There is much truth to this. Music, like movies or a good book, temporarily takes us far away from our ordinary troubles and tribulations, transporting us to a different time or another world. It can provide the solace of companionship for the lonely, lessen our sense of existential isolation and convey compassion to the suffering soul. The "blues" is but one example of how listening to music created out of someone else's suffering--unrequited love, loss, trouble, bad luck--helps make us feel less alienated and alone in our problerms. Misery, as the saying goes, loves company. When we hear such tragic tales and the sorrow they engender, whether in folk,country, R&B, standards, rap or rock music, we relate to the performer and feel ourselves to be part of the herd, tribe, the collective, the archetypal, the universal, the human family. For who among us has not felt the angst and confusion of adolescence, the sting of love lost or unreciprocated at some time? So listening to such sounds soothes our souls.

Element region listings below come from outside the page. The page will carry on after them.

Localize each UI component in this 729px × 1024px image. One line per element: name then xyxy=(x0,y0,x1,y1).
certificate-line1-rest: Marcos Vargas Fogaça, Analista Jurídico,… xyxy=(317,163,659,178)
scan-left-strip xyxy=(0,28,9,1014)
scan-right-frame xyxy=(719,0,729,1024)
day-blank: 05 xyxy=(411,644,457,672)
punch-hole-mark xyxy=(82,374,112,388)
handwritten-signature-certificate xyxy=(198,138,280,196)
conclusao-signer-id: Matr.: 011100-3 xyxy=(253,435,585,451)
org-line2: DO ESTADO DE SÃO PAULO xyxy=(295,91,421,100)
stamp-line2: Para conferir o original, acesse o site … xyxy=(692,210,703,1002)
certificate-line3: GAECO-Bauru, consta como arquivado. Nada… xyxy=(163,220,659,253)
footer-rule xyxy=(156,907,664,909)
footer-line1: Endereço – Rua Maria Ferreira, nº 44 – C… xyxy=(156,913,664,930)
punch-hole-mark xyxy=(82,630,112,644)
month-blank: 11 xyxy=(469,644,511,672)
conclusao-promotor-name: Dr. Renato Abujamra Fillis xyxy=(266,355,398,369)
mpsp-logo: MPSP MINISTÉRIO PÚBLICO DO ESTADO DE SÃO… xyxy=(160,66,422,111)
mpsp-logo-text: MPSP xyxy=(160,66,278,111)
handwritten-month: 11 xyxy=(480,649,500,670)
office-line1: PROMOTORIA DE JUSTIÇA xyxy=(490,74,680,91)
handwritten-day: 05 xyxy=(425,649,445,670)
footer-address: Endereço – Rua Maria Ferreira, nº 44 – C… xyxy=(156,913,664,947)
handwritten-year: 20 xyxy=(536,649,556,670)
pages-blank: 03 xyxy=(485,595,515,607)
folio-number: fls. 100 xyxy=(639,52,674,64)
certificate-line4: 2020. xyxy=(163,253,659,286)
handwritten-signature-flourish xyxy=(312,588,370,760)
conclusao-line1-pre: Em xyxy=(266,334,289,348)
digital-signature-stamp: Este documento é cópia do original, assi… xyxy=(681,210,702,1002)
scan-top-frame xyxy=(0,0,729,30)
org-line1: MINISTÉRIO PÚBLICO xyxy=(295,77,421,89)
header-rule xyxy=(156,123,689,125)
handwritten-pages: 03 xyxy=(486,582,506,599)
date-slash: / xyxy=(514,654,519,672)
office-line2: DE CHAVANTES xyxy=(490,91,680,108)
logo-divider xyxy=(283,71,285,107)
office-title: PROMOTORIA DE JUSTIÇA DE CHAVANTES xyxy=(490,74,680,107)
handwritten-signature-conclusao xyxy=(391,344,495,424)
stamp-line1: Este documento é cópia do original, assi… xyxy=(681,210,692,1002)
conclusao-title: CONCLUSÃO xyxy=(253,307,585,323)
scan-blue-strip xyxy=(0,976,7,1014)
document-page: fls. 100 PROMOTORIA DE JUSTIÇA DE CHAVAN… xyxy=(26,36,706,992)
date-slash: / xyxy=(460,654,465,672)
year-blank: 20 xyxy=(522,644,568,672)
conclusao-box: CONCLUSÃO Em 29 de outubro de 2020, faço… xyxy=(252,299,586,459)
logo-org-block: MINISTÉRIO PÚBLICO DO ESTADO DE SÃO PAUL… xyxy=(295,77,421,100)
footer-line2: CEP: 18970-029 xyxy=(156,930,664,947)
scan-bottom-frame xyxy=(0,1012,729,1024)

When we're feeling sad or down, discouraged and disheartened, music can raise our spirits, be uplifting, inspirational and energizing. Music makes us want to dance, in a joyous, spontaneous expression of the primal life force. It can gently lull us to sleep (lullaby). Or it can make us want to cry or laugh. And, sometimes, music makes us feel angry. When, for example, Bob Dylan wrote, played and sang protest songs like "Masters of War" and " A Hard Rain's A-Gonna Fall," we felt his personal anger and that he was expressing or channelling our own collective rage. This is what differentiates true art from self-indulgent pretension; real music from cacophony or mere commercialism. The best music comes from and most purely expresses personal experiences, but arises and speaks also to what Jung called the "collective unconscious." It taps directly into our psyche at the deepest possible level and addresses archetypal and existential concerns about the human condition, concerns and experiences we all share. And it connects us intimately to each other.